Apical uptake and transepithelial transport of sphingosine monomers through intact human intestinal epithelial cells: physicochemical and molecular modeling studies.

The mechanism of absorption of sphingosine was studied in human intestinal epithelial cells Caco-2 and HT-29-D4. The experiments were performed below the critical micellar concentration of sphingosine which was evaluated to 6 microM by surface tension measurements. [3H]Sphingosine uptake was not inhibited by Na+-free conditions, ATP depletion, L-cycloserine or methyl-beta-cyclodextrin, consistent with a passive diffusion mechanism independent of lipid raft integrity.

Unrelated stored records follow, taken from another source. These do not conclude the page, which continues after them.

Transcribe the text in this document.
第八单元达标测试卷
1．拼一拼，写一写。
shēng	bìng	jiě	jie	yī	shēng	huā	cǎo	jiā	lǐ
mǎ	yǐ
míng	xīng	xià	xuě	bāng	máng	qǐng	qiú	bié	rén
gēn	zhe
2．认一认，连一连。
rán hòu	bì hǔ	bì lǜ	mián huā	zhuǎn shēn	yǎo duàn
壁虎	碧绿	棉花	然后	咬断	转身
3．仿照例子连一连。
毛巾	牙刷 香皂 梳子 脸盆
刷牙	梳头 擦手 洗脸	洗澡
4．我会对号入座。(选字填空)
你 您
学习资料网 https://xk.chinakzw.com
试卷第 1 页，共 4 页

Molecular modeling studies suggested that sphingosine can adopt two distinct conformations: a high-energy "snake-like" conformer in water and an extended low-energy conformer in lipid phases. We propose that the energy stored in the compressed snake-like conformer is transformed into kinetic energy, allowing: (i) the motion of sphingosine through the unstirred water layer bathing the mucosal enterocyte surface, and (ii) its insertion into the enterocyte brush border membrane. Dietary lipids that stabilized the extended sphingosine conformer in mixed micelles (e.g., cholesterol and sphingomyelin) induced a marked inhibition of sphingosine absorption.